Overview of transportability and generalizability analyses and TransportHealth
Core Clinical Sciences
overview.RmdIntroduction
Transportability analysis is a general statistical approach used to estimate the causal effects of a treatment response on a target population using the data from a original study that consisted of a different or narrower population. In another words, transportability analysis encompasses both transportability and generalizability analyses, each addressing different aspects of applying study findings to different or broader populations, respectively.
Marginal causal effects of the study and target populations often differ due to the varying distributions of effect modifiers between the two populations. When the treatment effect varies across different levels of other factors, there is heterogeneity in the causal effect of treatment, and these factors are referred to as effect modifiers. If these effect modifiers also influence the selection of trial participants from the target population, the treatment effect estimated from the trial becomes a biased estimate of the causal effect in the entire target population. Thus, the causal effects of treatment estimated from the study population may not accurately represent those in the target population.
Marginal causal effects of the study and target populations are often not equal due to the different distributions of effect modifiers between the two populations. The causal effects of treatment estimated based on a sample from the study population are biased estimates of the causal effects in the target population. Effect modification must be accounted for to obtain unbiased causal effect estimates in the target population using data from the study population.
Rationale for Transportability Analyses
Undoubtedly, conducting a study directly in the target population would provide the most convincing and accurate answer for estimating the causal effects of a treatment. This is because data collected from the actual population of interest would inherently account for all relevant characteristics and effect modifiers unique to that population. However, this approach is often not feasible.
For example, RCTs are predominantly conducted in high-income countries with low- and middle-income countries (LMICs) being under-represented, especially for novel pharmacological agents. External validity of the RCT results from high-income countries to LMICs may be limited. Quantifying the external validity through transportability analysis can be an important avenue to mitigate these data limitations.

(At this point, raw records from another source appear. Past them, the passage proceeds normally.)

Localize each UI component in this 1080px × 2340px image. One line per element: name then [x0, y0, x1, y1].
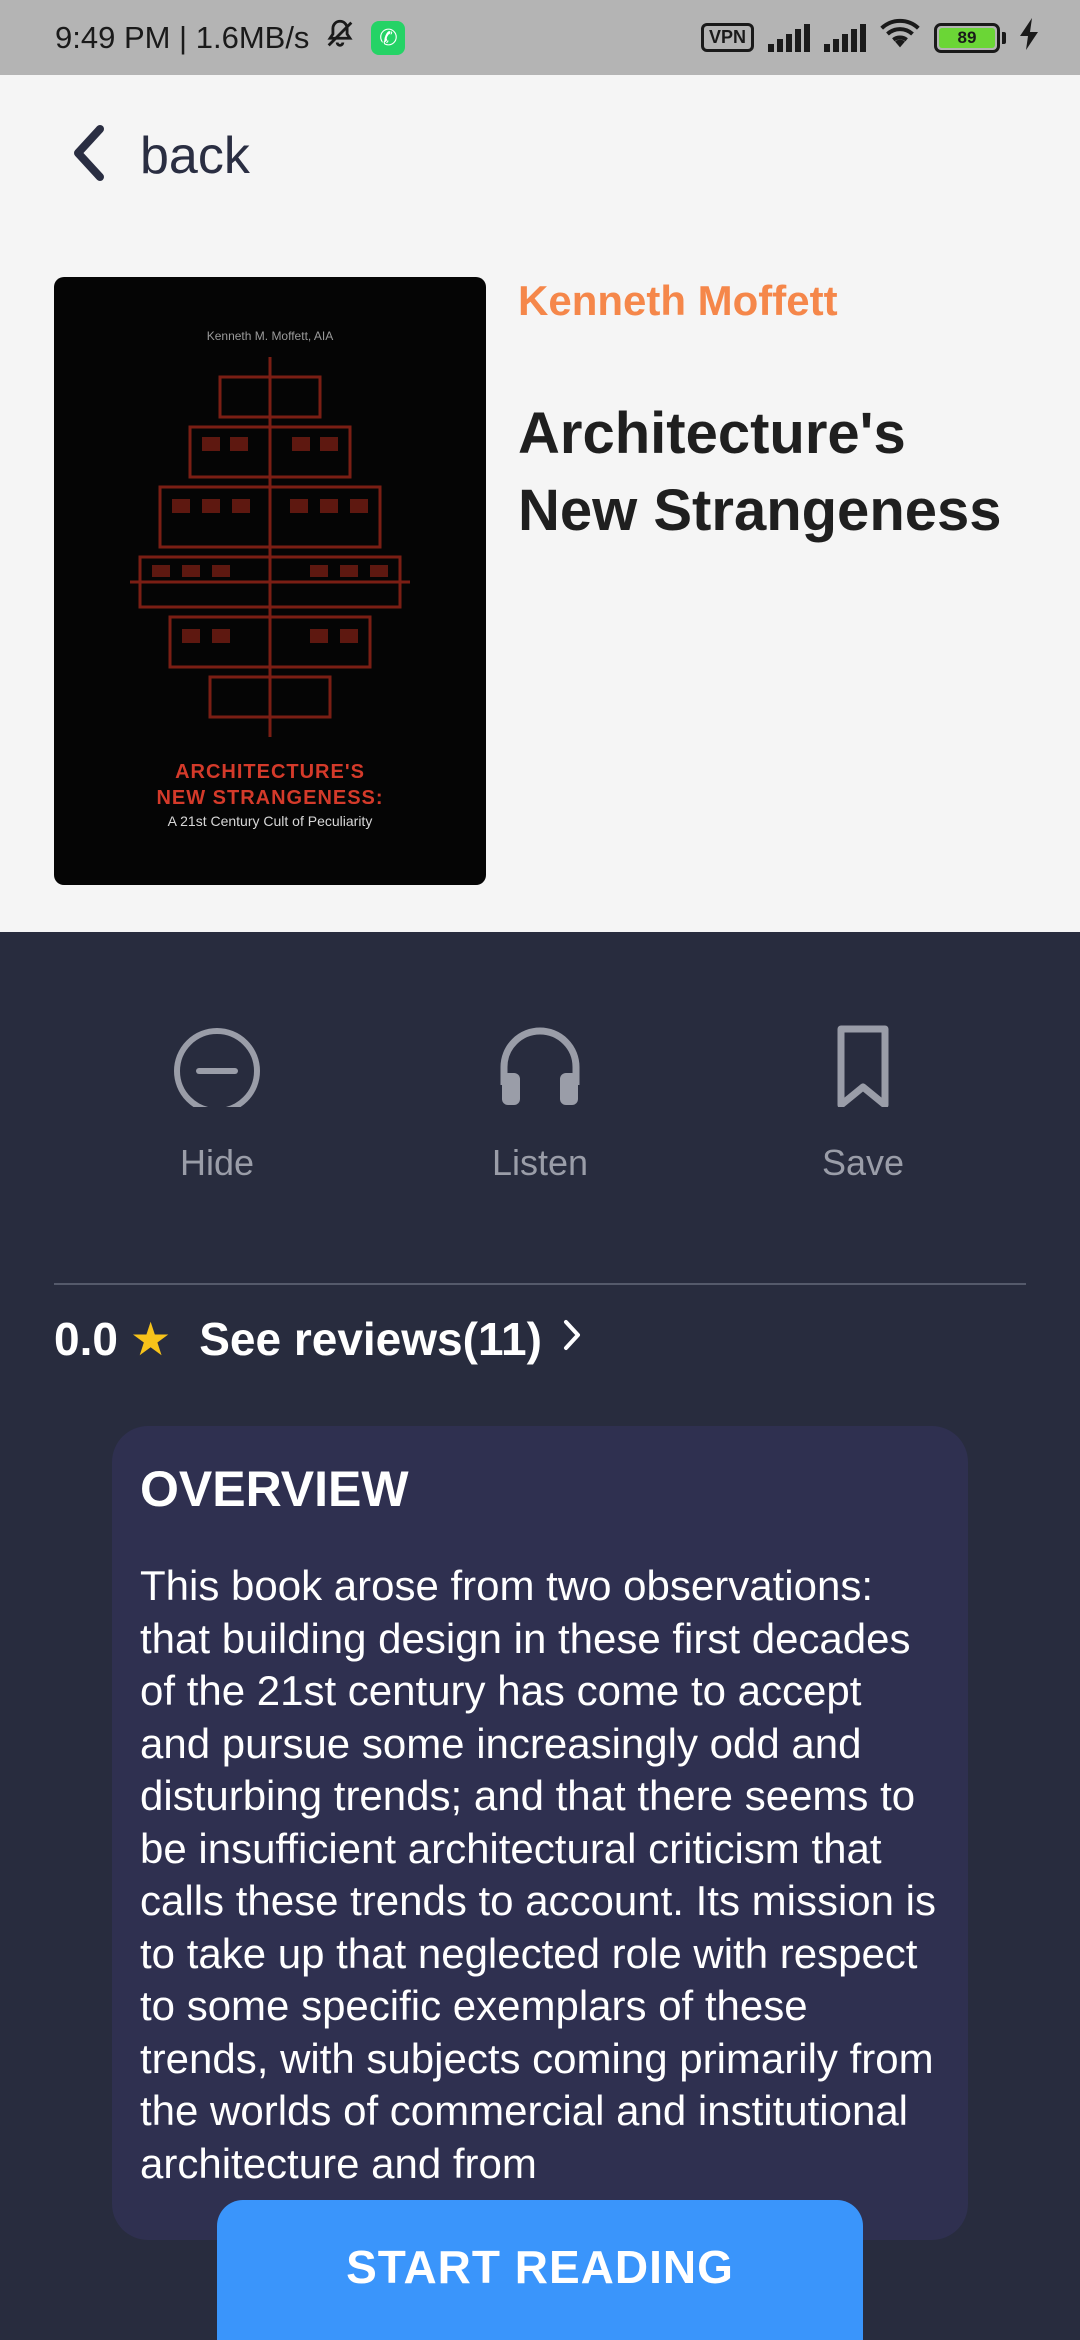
chevron-right-icon [562, 1317, 582, 1362]
rating-row[interactable]: 0.0 ★ See reviews(11) [54, 1312, 582, 1366]
hide-button[interactable]: Hide [107, 1015, 327, 1184]
author-name[interactable]: Kenneth Moffett [518, 277, 838, 325]
cover-title-line2: NEW STRANGENESS: [156, 787, 384, 809]
whatsapp-icon: ✆ [371, 20, 406, 55]
save-label: Save [821, 1142, 905, 1183]
status-bar: 9:49 PM | 1.6MB/s ✆ VPN 89 [0, 0, 1080, 75]
signal-icon [768, 23, 810, 52]
battery-level: 89 [939, 27, 995, 48]
listen-button[interactable]: Listen [430, 1015, 650, 1184]
divider [54, 1283, 1026, 1285]
book-header: back Kenneth M. Moffett, AIA ARCHITECTUR… [0, 75, 1080, 932]
cover-subtitle: A 21st Century Cult of Peculiarity [167, 813, 373, 829]
battery-icon: 89 [934, 22, 1006, 53]
signal-icon-2 [824, 23, 866, 52]
chevron-left-icon [70, 123, 110, 188]
status-time-speed: 9:49 PM | 1.6MB/s [55, 19, 310, 55]
save-button[interactable]: Save [753, 1015, 973, 1184]
charging-icon [1020, 17, 1040, 58]
book-cover: Kenneth M. Moffett, AIA ARCHITECTURE'S N… [54, 277, 486, 885]
wifi-icon [880, 18, 920, 58]
minus-circle-icon [171, 1015, 263, 1114]
cover-art [130, 357, 410, 737]
vpn-badge: VPN [700, 23, 754, 52]
cover-title-line1: ARCHITECTURE'S [175, 761, 365, 783]
overview-text: This book arose from two observations: t… [140, 1562, 937, 2187]
bookmark-icon [817, 1015, 909, 1112]
start-reading-button[interactable]: START READING [217, 2200, 863, 2340]
hide-label: Hide [179, 1142, 255, 1183]
cover-title: ARCHITECTURE'S NEW STRANGENESS: [54, 759, 486, 811]
rating-score: 0.0 [54, 1313, 118, 1365]
back-label: back [140, 126, 250, 185]
overview-card: OVERVIEW This book arose from two observ… [112, 1426, 968, 2240]
headphones-icon [494, 1015, 586, 1112]
cover-author: Kenneth M. Moffett, AIA [206, 329, 334, 343]
listen-label: Listen [491, 1142, 589, 1183]
muted-bell-icon [323, 17, 357, 59]
status-left: 9:49 PM | 1.6MB/s ✆ [55, 17, 406, 59]
see-reviews-link[interactable]: See reviews(11) [199, 1312, 542, 1366]
back-button[interactable]: back [70, 123, 250, 188]
status-right: VPN 89 [700, 17, 1040, 58]
overview-heading: OVERVIEW [140, 1461, 409, 1517]
book-title: Architecture's New Strangeness [518, 401, 1002, 543]
star-icon: ★ [129, 1313, 172, 1365]
action-row: Hide Listen Save [0, 1015, 1080, 1215]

There are several possible applications of transportability analysis. These include but not limited to:
Transporting findings from a randomized clinical trial (RCT) to an external population in which the trial was not conducted in
Transporting findings from a real-world data (RWD) study to an external population
Generalizing findings from an RCT (subset sample) to a broader population that was not included in the trial
Different Analytical Approaches for Transportability Analyses
There are five possible scenarios that can be defined by the type of data availability and data privacy constraints:
Data availability: individual participants-level data (IPD) versus aggregate (summary-level) data
Data pooling of original and target IPDs: Permitted versus prohibited
| Scenario # | Original study data | Target sample data | Data pooling |
|---|---|---|---|
| Scenario 1 | Individual participant-level data (IPD) available | IPD available | Permitted |
| Scenario 2 | IPD available | IPD available | Prohibited |
| Scenario 3 | IPD available | Aggregate data available | – |
| Scenario 4 | Aggregate data available | IPD available | – |
| Scenario 5 | Aggregate data available | Aggregate data available | – |
Analytical Scope of Our Package
We have designed our R package to handle these five data scenarios.
For Scenario #1 where mergeable IPDs of original study and target sample are available, we can use inverse odds of participation weights (IOPW) for transportability research questions, or inverse probability of participation weighting (IPPW) for generalizability research questions.
For Scenario #2 where IPDs of original study and target sample cannot be merged, we can use G computation.
For Scenario #3 where we only have IPD from the original study, we can use our `Target Aggregate Data Adjustment` (TADA) method.
For Scenarios #4 and #5 where only aggregate data of the original study is available, we can use our `Interpolated G-computation`.